On Fri, Dec 16, 2011 at 3:38 AM, Weiwei Wang ww.wang.cs@gmail.com wrote:

even with filters, with a pressure of 1500/s, es will log many slow
query logs after a while,please see
https://groups.google.com/group/elasticsearch/t/8841e480f7a3237d

On Dec 13, 7:12 pm, Karussell tableyourt...@googlemail.com wrote:

Hard to see where your problem can be - please include your setup info
(index size, existing RAM, RAM usage, java type+version, ES, ...)

Could you try to remove the sort part and put the query part into the
terms filter (using a match all query) or try to directly put the
terms into the filter section without that boolean wrapper?

Also, are the key_numeric values ids?
Elasticsearch Platform — Find real-time answers at scale | Elastic

Peter.

Hi.

At the moment, I still try do test Elasticsearch in a closed
test-environment, and using JUnit-tests with a test-instance.

E.g; this test adds 3000 document to index, then does optimize index.

This is how the test-instance is set up, no settings other than default
applied:

final Settings settings =
ImmutableSettings.settingsBuilder().build();
    node = NodeBuilder.nodeBuilder().client( false ).local( true
).data( true ).settings( settings ).build();

The unit-test then executes this query:

{
"from" : 0,
"size" : 10,
"query" : {
"range" : {
"key_numeric" : {
"from" : null,
"to" : 1295.0,
"include_lower" : true,
"include_upper" : false
}
}
}
}

Where to is a random variable between 1 and 3000.

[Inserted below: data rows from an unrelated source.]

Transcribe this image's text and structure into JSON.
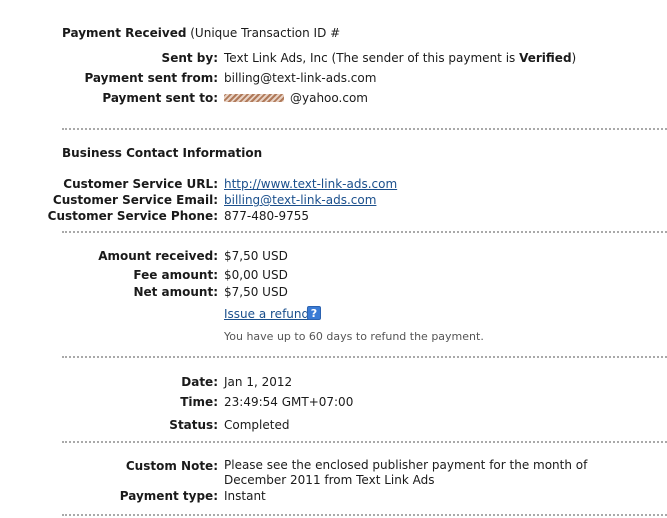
{
  "header": {
    "title": "Payment Received",
    "transaction_label": "(Unique Transaction ID #"
  },
  "sender": {
    "sent_by_label": "Sent by:",
    "sent_by_value": "Text Link Ads, Inc (The sender of this payment is",
    "sent_by_verified": "Verified",
    "sent_by_close": ")",
    "sent_from_label": "Payment sent from:",
    "sent_from_value": "billing@text-link-ads.com",
    "sent_to_label": "Payment sent to:",
    "sent_to_value": "@yahoo.com"
  },
  "business": {
    "title": "Business Contact Information",
    "url_label": "Customer Service URL:",
    "url_value": "http://www.text-link-ads.com",
    "email_label": "Customer Service Email:",
    "email_value": "billing@text-link-ads.com",
    "phone_label": "Customer Service Phone:",
    "phone_value": "877-480-9755"
  },
  "amounts": {
    "received_label": "Amount received:",
    "received_value": "$7,50 USD",
    "fee_label": "Fee amount:",
    "fee_value": "$0,00 USD",
    "net_label": "Net amount:",
    "net_value": "$7,50 USD",
    "refund_link": "Issue a refund",
    "refund_help": "?",
    "refund_note": "You have up to 60 days to refund the payment."
  },
  "timing": {
    "date_label": "Date:",
    "date_value": "Jan 1, 2012",
    "time_label": "Time:",
    "time_value": "23:49:54 GMT+07:00",
    "status_label": "Status:",
    "status_value": "Completed"
  },
  "note": {
    "custom_label": "Custom Note:",
    "custom_value": "Please see the enclosed publisher payment for the month of December 2011 from Text Link Ads",
    "type_label": "Payment type:",
    "type_value": "Instant"
  }
}
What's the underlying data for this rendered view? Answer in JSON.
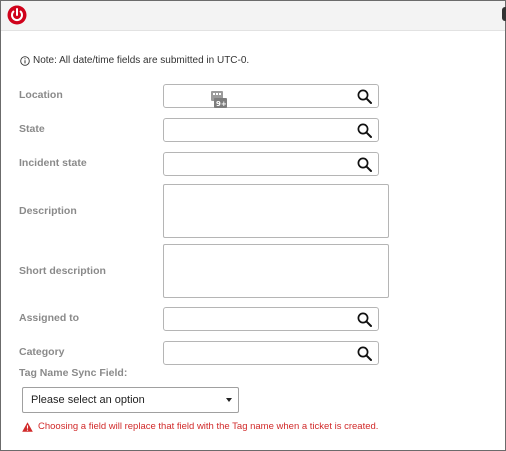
{
  "note": {
    "text": "Note: All date/time fields are submitted in UTC-0."
  },
  "fields": {
    "location": {
      "label": "Location",
      "value": ""
    },
    "state": {
      "label": "State",
      "value": ""
    },
    "incident_state": {
      "label": "Incident state",
      "value": ""
    },
    "description": {
      "label": "Description",
      "value": ""
    },
    "short_description": {
      "label": "Short description",
      "value": ""
    },
    "assigned_to": {
      "label": "Assigned to",
      "value": ""
    },
    "category": {
      "label": "Category",
      "value": ""
    }
  },
  "tag_sync": {
    "label": "Tag Name Sync Field:",
    "selected": "Please select an option",
    "warning": "Choosing a field will replace that field with the Tag name when a ticket is created."
  },
  "colors": {
    "brand": "#d0021b",
    "label": "#8a8a8a",
    "warning": "#d12a2a"
  },
  "icons": [
    "power-icon",
    "info-icon",
    "search-icon",
    "keyboard-badge-icon",
    "chevron-down-icon",
    "warning-icon"
  ]
}
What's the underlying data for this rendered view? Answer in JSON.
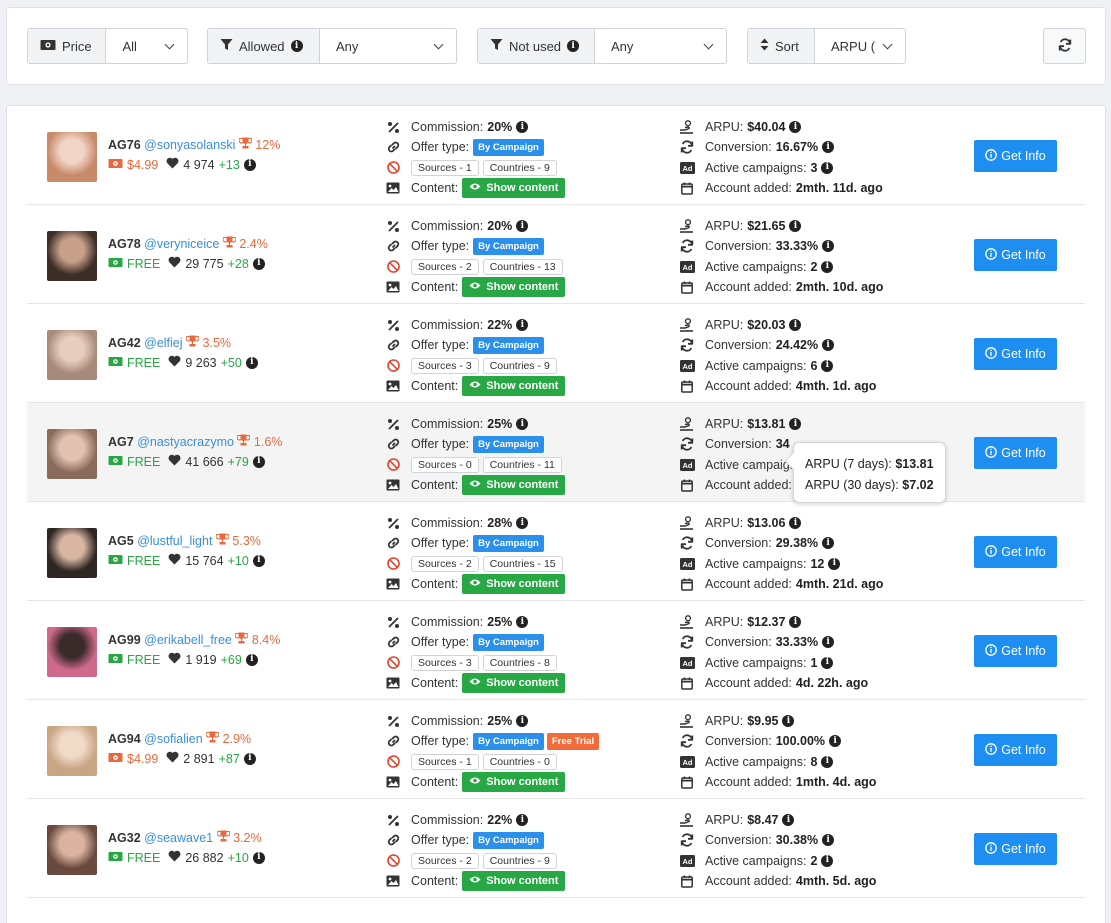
{
  "filters": {
    "price": {
      "label": "Price",
      "value": "All"
    },
    "allowed": {
      "label": "Allowed",
      "value": "Any"
    },
    "not_used": {
      "label": "Not used",
      "value": "Any"
    },
    "sort": {
      "label": "Sort",
      "value": "ARPU ("
    }
  },
  "labels": {
    "commission": "Commission:",
    "offer_type": "Offer type:",
    "content": "Content:",
    "arpu": "ARPU:",
    "conversion": "Conversion:",
    "active_campaigns": "Active campaigns:",
    "account_added": "Account added:",
    "show_content": "Show content",
    "get_info": "Get Info",
    "by_campaign": "By Campaign",
    "free_trial": "Free Trial"
  },
  "tooltip": {
    "line1_label": "ARPU (7 days):",
    "line1_value": "$13.81",
    "line2_label": "ARPU (30 days):",
    "line2_value": "$7.02"
  },
  "rows": [
    {
      "code": "AG76",
      "handle": "@sonyasolanski",
      "rank_pct": "12%",
      "price": "$4.99",
      "price_type": "paid",
      "likes": "4 974",
      "likes_delta": "+13",
      "commission": "20%",
      "free_trial": false,
      "sources": "Sources - 1",
      "countries": "Countries - 9",
      "arpu": "$40.04",
      "conversion": "16.67%",
      "active_campaigns": "3",
      "account_added": "2mth. 11d. ago",
      "avatar_colors": [
        "#c98a6a",
        "#f1d5c6"
      ]
    },
    {
      "code": "AG78",
      "handle": "@veryniceice",
      "rank_pct": "2.4%",
      "price": "FREE",
      "price_type": "free",
      "likes": "29 775",
      "likes_delta": "+28",
      "commission": "20%",
      "free_trial": false,
      "sources": "Sources - 2",
      "countries": "Countries - 13",
      "arpu": "$21.65",
      "conversion": "33.33%",
      "active_campaigns": "2",
      "account_added": "2mth. 10d. ago",
      "avatar_colors": [
        "#3d2f27",
        "#c7a08a"
      ]
    },
    {
      "code": "AG42",
      "handle": "@elfiej",
      "rank_pct": "3.5%",
      "price": "FREE",
      "price_type": "free",
      "likes": "9 263",
      "likes_delta": "+50",
      "commission": "22%",
      "free_trial": false,
      "sources": "Sources - 3",
      "countries": "Countries - 9",
      "arpu": "$20.03",
      "conversion": "24.42%",
      "active_campaigns": "6",
      "account_added": "4mth. 1d. ago",
      "avatar_colors": [
        "#a88a7a",
        "#e7cdbd"
      ]
    },
    {
      "code": "AG7",
      "handle": "@nastyacrazymo",
      "rank_pct": "1.6%",
      "price": "FREE",
      "price_type": "free",
      "likes": "41 666",
      "likes_delta": "+79",
      "commission": "25%",
      "free_trial": false,
      "sources": "Sources - 0",
      "countries": "Countries - 11",
      "arpu": "$13.81",
      "conversion": "34",
      "active_campaigns": "",
      "account_added": "",
      "avatar_colors": [
        "#8a6a5a",
        "#e2c2b0"
      ]
    },
    {
      "code": "AG5",
      "handle": "@lustful_light",
      "rank_pct": "5.3%",
      "price": "FREE",
      "price_type": "free",
      "likes": "15 764",
      "likes_delta": "+10",
      "commission": "28%",
      "free_trial": false,
      "sources": "Sources - 2",
      "countries": "Countries - 15",
      "arpu": "$13.06",
      "conversion": "29.38%",
      "active_campaigns": "12",
      "account_added": "4mth. 21d. ago",
      "avatar_colors": [
        "#2e2622",
        "#d8b6a2"
      ]
    },
    {
      "code": "AG99",
      "handle": "@erikabell_free",
      "rank_pct": "8.4%",
      "price": "FREE",
      "price_type": "free",
      "likes": "1 919",
      "likes_delta": "+69",
      "commission": "25%",
      "free_trial": false,
      "sources": "Sources - 3",
      "countries": "Countries - 8",
      "arpu": "$12.37",
      "conversion": "33.33%",
      "active_campaigns": "1",
      "account_added": "4d. 22h. ago",
      "avatar_colors": [
        "#d06a8c",
        "#3a2a2a"
      ]
    },
    {
      "code": "AG94",
      "handle": "@sofialien",
      "rank_pct": "2.9%",
      "price": "$4.99",
      "price_type": "paid",
      "likes": "2 891",
      "likes_delta": "+87",
      "commission": "25%",
      "free_trial": true,
      "sources": "Sources - 1",
      "countries": "Countries - 0",
      "arpu": "$9.95",
      "conversion": "100.00%",
      "active_campaigns": "8",
      "account_added": "1mth. 4d. ago",
      "avatar_colors": [
        "#c9a583",
        "#f0dac8"
      ]
    },
    {
      "code": "AG32",
      "handle": "@seawave1",
      "rank_pct": "3.2%",
      "price": "FREE",
      "price_type": "free",
      "likes": "26 882",
      "likes_delta": "+10",
      "commission": "22%",
      "free_trial": false,
      "sources": "Sources - 2",
      "countries": "Countries - 9",
      "arpu": "$8.47",
      "conversion": "30.38%",
      "active_campaigns": "2",
      "account_added": "4mth. 5d. ago",
      "avatar_colors": [
        "#6a4a3e",
        "#d9b3a0"
      ]
    }
  ]
}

The result is pretty much the same when running 10 or 1000 samples:

samples: 50
max: 1254
average: 1015.08
median: 1007

I've tried to set different memory-values to the JVM when running the
test, from 256MB to 2G, but it doesnt seem to neither improve or worsen the
sample-times. Is these times expected?

Q1 : What settings on the Node is useful to tune?
Q2 : Often i have a bit of trouble finding how to set different settings
when using the java-API. Is there some documentation covering this?

--
mvh
Runar Myklebust